Here’s an example workflow for Etcd and ApiServer:
Step 1
A user provides Etcd and ApiServer namespaces as targets and SLOs for the AI to check and reward on misses. For example:
- openshift-etcd and openshift-apiserver are the namespace inputs
- API server has 99% latency < 1 sec
- SLO is that Etcd has leader elections < 0
Step 2
Chaos-AI triggers chaos-recommender. It profiles the Etcd and ApiServer namespaces to identify chaos scenarios that have high probability of getting disrupted based on resource usage metrics in prometheus.
Step 3
The Chaos-AI model is trained using reinforcement learning. Krkn-telemetry data on Etcd and ApiServer components is gathered to determine which pods and containers are failing often.
Step 4
Chaos-AI assigns weight based on Step 2 and Step 3 and runs Krkn scenarios. The reinforcement learning is based on a system where the framework rewards itself on missed SLOs. In this example, that happens when API latency is > 1 sec and Etcd goes through leader elections.
It also runs other areas that are least expected to be disrupted, but with fewer iterations. Suppose it finds a new component or combination failing often. This would get recorded in Krkn-telemetry and fed back to the model to be considered for the next iterations.
Step 5
Failures are output for you so you can address them.

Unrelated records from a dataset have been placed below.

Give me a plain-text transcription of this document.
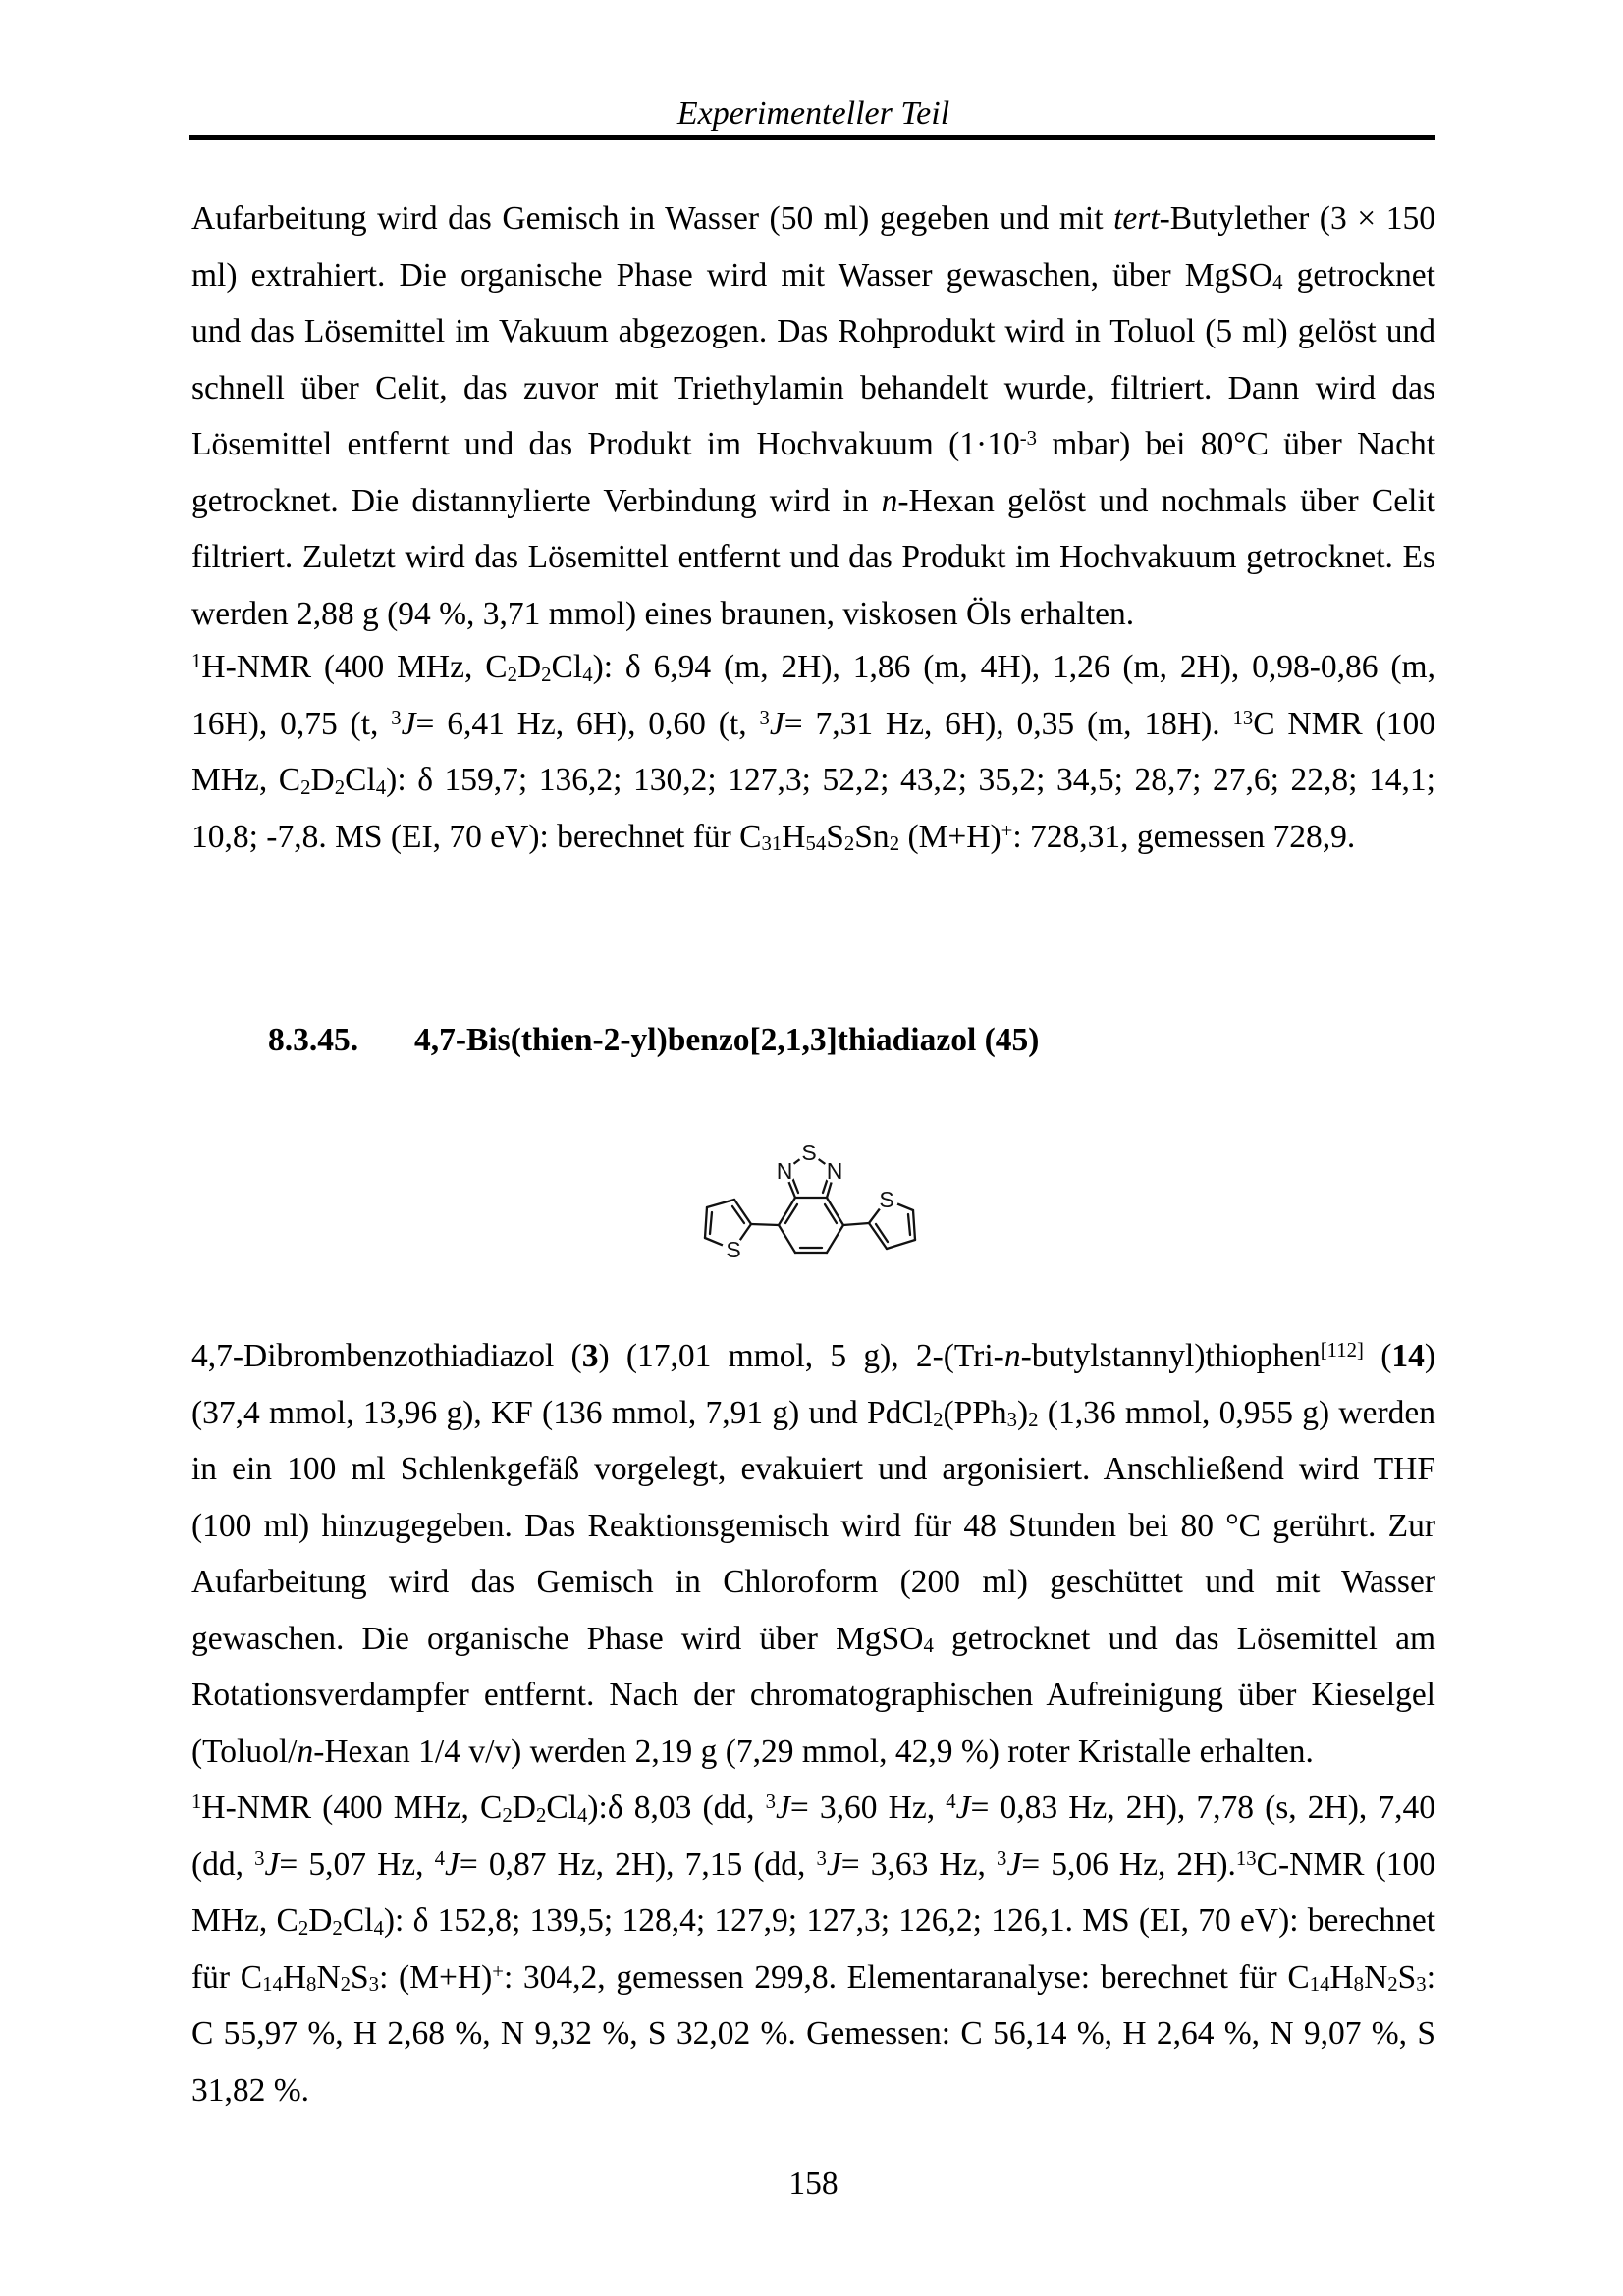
Experimenteller Teil
Aufarbeitung wird das Gemisch in Wasser (50 ml) gegeben und mit tert-Butylether (3 × 150
ml) extrahiert. Die organische Phase wird mit Wasser gewaschen, über MgSO$_4$ getrocknet
und das Lösemittel im Vakuum abgezogen. Das Rohprodukt wird in Toluol (5 ml) gelöst und
schnell über Celit, das zuvor mit Triethylamin behandelt wurde, filtriert. Dann wird das
Lösemittel entfernt und das Produkt im Hochvakuum ($1\cdot 10^{-3}$ mbar) bei 80°C über Nacht
getrocknet. Die distannylierte Verbindung wird in n-Hexan gelöst und nochmals über Celit
filtriert. Zuletzt wird das Lösemittel entfernt und das Produkt im Hochvakuum getrocknet. Es
werden 2,88 g (94 %, 3,71 mmol) eines braunen, viskosen Öls erhalten.
$^1$H-NMR (400 MHz, $C_2D_2Cl_4$): δ 6,94 (m, 2H), 1,86 (m, 4H), 1,26 (m, 2H), 0,98-0,86 (m,
16H), 0,75 (t, $^3$J= 6,41 Hz, 6H), 0,60 (t, $^3$J= 7,31 Hz, 6H), 0,35 (m, 18H). $^{13}$C NMR (100
MHz, $C_2D_2Cl_4$): δ 159,7; 136,2; 130,2; 127,3; 52,2; 43,2; 35,2; 34,5; 28,7; 27,6; 22,8; 14,1;
10,8; -7,8. MS (EI, 70 eV): berechnet für $C_{31}H_{54}S_2Sn_2$ (M+H)+: 728,31, gemessen 728,9.
8.3.45. 4,7-Bis(thien-2-yl)benzo[2,1,3]thiadiazol (45)
S
N N
S
S
4,7-Dibrombenzothiadiazol (3) (17,01 mmol, 5 g), 2-(Tri-n-butylstannyl)thiophen[112] (14)
(37,4 mmol, 13,96 g), KF (136 mmol, 7,91 g) und $PdCl_2(PPh_3)_2$ (1,36 mmol, 0,955 g) werden
in ein 100 ml Schlenkgefäß vorgelegt, evakuiert und argonisiert. Anschließend wird THF
(100 ml) hinzugegeben. Das Reaktionsgemisch wird für 48 Stunden bei 80 °C gerührt. Zur
Aufarbeitung wird das Gemisch in Chloroform (200 ml) geschüttet und mit Wasser
gewaschen. Die organische Phase wird über MgSO$_4$ getrocknet und das Lösemittel am
Rotationsverdampfer entfernt. Nach der chromatographischen Aufreinigung über Kieselgel
(Toluol/n-Hexan 1/4 v/v) werden 2,19 g (7,29 mmol, 42,9 %) roter Kristalle erhalten.
$^1$H-NMR (400 MHz, $C_2D_2Cl_4):\delta$ 8,03 (dd, $^3$J= 3,60 Hz, $^4$J= 0,83 Hz, 2H), 7,78 (s, 2H), 7,40
(dd, $^3$J= 5,07 Hz, $^4$J= 0,87 Hz, 2H), 7,15 (dd, $^3$J= 3,63 Hz, $^3$J= 5,06 Hz, 2H).$^{13}$C-NMR (100
MHz, $C_2D_2Cl_4$): δ 152,8; 139,5; 128,4; 127,9; 127,3; 126,2; 126,1. MS (EI, 70 eV): berechnet
für $C_{14}H_8N_2S_3$: (M+H)+: 304,2, gemessen 299,8. Elementaranalyse: berechnet für $C_{14}H_8N_2S_3$:
C 55,97 %, H 2,68 %, N 9,32 %, S 32,02 %. Gemessen: C 56,14 %, H 2,64 %, N 9,07 %, S
31,82 %.
158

This is a continuous process that adapts as the product evolves and identifies areas to improve without human intervention when there are potential missing edge cases.
Use cases
Instead of manually identifying and adding test cases in your product release CI, you can use this framework to automatically identify and run test cases, and even automatically adjust not only the components to target, but newly introduced components.
Better yet, you can easily add, scale and expand test coverage not only for Red Hat OpenShift but for the entire portfolio including Red Hat OpenShift Service on AWS, Red Hat OpenShift AI and more.
What’s next?
Krkn and Chaos AI integration helps you improve test coverage. It boosts confidence in your products and environment, and enables users to scale faster by increasing the number of products and application stacks they can test.
Stay tuned for results from the integration and findings in the coming blogs. As you can see, some of the pieces including Krkn, chaos-recommender and Krkn-telemetry are already open sourced and can be leveraged to test and harden your environment. We are actively working to open source the entire Chaos AI + Krkn framework.
Feedback and contributions are welcome. The code is on Github and of course we’re more than happy to discuss and collaborate on your use cases.